Agli avversari che chiedono un segno, Gesù dirà: ‘A voi è dato solo il segno di Giona profeta: distruggete questo tempio ed io in tre giorni lo riedificherò’; Gesù parlava della sua futura risurrezione e i Capi compresero assai bene il senso del segno se, dopo la crocifissione, dissero a Pilato: ‘ha detto: dopo tre giorni io risusciterò! Bisogna fare custodire la sepoltura per tre giorni perché nessuno venga a rapire il suo corpo’.

Poveri illusi volevano mettersi contro Dio. Noi, amici, siamo oggi chiamati a seguire i pastori, i magi; Dio infatti, ieri come oggi, si rivela ad ogni categoria di persane con segni chiari, comprensibili, appropriati; è necessario leggere i segni dei tempi. Gesù parla di amore: da questo il Padre, dice Gesù, vi riconoscerà che siete miei; tra i segni che oggi meglio ci portano a scoprire Cristo, c’è il segno della solidarietà che si va sviluppando sempre più tra i popoli; c’è l’ecumenismo tra i cristiani, la promozione dei laici, l’emancipazione della donna: questi sono segni chiari con i quali Dio parla ai popoli da 2.000 anni di storia.

Gli Ebrei cercavano i miracoli; i Greci cercavano la sapienza e la filosofia; oggi il vero segno eclatante è la solidarietà e l’amore. Dove c’è amore, là c’è Dio che opera. Davanti a Dio c’è solo l’uomo chiamato a riscoprire nell’altro uomo un proprio fratello e non un avversario, un  uomo diverso ma fratello. E Gesù ci ripete: ‘Qualunque cosa fai ad un tuo fratello, anche un bicchiere d’acqua fresca, nel nome mio, l’hai fatto a me’. 

Per leggere i segni dei tempi oggi, dopo 1.000 anni di cristianesimo, occorre la fede e l’amore.  Questa coscienza nuova ‘manifesta’ la potenza della parola di Dio. Siamo all’inizio di un nuovo anno: io ricordo a me e a ciascuno di voi che questa è la ‘conversione’ di cui parla Gesù nel Vangelo: se non vi convertite, se non cambiate testa, non entrerete nel Regno dei cieli. Il cristianesimo non è basato sui miracoli o su teorie filosofiche, ma ha come base e fondamento  il binomio: fede e amore.  

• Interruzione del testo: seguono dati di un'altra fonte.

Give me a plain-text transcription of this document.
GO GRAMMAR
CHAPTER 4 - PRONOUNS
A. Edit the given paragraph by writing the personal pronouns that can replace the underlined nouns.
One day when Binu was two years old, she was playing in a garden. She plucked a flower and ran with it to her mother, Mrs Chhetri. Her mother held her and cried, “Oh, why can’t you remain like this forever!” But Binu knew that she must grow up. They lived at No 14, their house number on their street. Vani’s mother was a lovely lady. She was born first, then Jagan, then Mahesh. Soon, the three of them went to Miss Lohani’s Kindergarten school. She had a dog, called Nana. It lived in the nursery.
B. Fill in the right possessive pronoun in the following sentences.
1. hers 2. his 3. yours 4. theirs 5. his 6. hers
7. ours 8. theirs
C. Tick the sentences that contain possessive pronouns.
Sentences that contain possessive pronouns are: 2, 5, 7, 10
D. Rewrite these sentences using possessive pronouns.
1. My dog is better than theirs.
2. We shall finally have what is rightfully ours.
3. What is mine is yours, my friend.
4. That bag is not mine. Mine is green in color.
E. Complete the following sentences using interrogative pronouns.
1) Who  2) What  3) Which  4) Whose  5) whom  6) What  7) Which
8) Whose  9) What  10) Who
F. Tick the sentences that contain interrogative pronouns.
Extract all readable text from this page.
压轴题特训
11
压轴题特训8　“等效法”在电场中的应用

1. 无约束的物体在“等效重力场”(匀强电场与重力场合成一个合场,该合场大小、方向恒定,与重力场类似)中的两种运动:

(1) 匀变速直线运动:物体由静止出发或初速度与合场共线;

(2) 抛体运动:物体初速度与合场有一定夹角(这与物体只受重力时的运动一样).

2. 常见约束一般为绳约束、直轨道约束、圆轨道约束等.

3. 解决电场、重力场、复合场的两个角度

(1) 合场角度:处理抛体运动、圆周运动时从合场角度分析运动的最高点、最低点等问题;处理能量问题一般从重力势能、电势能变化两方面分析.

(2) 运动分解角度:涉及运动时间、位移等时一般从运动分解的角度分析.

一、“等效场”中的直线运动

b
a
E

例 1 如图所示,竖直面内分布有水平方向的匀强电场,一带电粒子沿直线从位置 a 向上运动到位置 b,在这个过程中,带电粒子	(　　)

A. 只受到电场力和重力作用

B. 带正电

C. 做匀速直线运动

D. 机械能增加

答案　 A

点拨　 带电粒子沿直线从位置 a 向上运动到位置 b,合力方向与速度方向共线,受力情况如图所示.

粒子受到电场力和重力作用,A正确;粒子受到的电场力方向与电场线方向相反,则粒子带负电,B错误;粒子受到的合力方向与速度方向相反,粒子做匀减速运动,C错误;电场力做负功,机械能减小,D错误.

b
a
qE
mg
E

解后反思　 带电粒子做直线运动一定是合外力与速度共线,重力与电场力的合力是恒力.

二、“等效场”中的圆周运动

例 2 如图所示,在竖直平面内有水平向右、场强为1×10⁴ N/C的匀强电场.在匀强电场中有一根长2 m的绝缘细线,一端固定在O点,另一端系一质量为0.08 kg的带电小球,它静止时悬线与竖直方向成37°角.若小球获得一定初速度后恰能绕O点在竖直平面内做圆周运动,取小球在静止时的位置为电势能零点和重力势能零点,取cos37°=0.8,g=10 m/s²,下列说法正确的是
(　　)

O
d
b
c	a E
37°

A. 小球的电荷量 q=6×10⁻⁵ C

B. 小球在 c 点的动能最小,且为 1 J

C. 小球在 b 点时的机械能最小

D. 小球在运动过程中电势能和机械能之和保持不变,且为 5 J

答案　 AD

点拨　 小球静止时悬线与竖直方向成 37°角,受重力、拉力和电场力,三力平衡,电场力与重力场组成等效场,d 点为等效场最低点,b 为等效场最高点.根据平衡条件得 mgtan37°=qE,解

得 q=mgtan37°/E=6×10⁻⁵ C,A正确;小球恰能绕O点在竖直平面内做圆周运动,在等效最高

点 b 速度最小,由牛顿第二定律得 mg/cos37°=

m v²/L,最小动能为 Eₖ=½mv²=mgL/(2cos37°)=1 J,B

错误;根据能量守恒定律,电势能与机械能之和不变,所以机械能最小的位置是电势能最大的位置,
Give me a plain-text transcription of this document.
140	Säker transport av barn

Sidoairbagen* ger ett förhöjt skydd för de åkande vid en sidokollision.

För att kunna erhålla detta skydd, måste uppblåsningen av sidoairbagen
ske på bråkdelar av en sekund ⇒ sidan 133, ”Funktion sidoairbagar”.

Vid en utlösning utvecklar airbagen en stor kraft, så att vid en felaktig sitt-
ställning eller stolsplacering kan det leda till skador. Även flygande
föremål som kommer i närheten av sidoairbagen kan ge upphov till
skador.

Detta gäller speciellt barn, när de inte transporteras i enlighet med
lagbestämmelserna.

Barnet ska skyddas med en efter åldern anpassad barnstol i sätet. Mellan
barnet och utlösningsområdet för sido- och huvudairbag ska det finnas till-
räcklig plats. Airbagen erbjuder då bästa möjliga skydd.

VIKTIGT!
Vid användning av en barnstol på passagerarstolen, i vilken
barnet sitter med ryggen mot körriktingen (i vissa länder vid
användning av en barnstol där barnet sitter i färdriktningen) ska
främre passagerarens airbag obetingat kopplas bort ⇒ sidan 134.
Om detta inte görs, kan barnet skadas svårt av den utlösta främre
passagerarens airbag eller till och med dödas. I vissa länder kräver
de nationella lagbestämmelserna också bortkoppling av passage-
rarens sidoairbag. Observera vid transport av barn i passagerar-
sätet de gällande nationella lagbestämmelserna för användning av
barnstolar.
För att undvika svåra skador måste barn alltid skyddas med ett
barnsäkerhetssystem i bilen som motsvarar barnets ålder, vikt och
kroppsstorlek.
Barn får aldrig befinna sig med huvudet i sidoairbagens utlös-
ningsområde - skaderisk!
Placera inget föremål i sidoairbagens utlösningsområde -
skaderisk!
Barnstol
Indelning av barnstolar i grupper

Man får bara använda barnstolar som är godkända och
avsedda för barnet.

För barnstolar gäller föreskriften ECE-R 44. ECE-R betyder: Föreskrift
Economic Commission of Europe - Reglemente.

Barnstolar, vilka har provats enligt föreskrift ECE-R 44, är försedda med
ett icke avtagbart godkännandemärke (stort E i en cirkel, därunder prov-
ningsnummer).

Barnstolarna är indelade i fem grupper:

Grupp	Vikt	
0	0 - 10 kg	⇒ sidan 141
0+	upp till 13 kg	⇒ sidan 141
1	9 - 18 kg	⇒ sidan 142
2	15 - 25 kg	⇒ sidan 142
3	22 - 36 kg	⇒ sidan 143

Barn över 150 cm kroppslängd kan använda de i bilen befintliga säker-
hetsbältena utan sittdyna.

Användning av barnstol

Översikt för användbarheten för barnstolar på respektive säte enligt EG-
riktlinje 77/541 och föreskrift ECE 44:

Punto di partenza è la fede in Dio; Gesù prende un bambino e dice agli apostoli: ‘Se non diventerete come questo bambino no entrerete el regno dei cieli’. La Fede è abbandono fiducioso in Dio, affidarsi nelle sue braccia. I Magi con fede profonda, scrutando i cieli, intravidero il ‘segno di Dio’ e partirono alla ricerca del neonato re dei giudei.

La festa di oggi ci invita a scoprire Gesù, come cristiani e credenti.   Che la nostra vita abbia sempre  una valenza missionaria: la nostra missione è quella di essere testimoni credibili della presenza di Cristo nel mondo. L’umanità intera è ancora oggi, con i Magi, Chiesa in cammino verso Betlemme per offrire al neonato Bambino i doni dell’amore.

La tradizione cristiana attribuisce ai doni dei Magi un significato simbolico: oro, indica la regalità di Cristo Gesù; incenso, indica la sua divinità; mirra, indica la sua umanità. Il divino Bambino è ufficialmente riconosciuto vero Dio e vero Uomo. Noi oggi portiamo davanti a Gesù i segni delle nostre inquietudini, delle nostre paure e, sorretti dalla forza della fede, dell’Amore, della solidarietà che affratella, celebriamo l’Epifania, certi di un incontro rinnovatore con Cristo, vera Luce del mondo.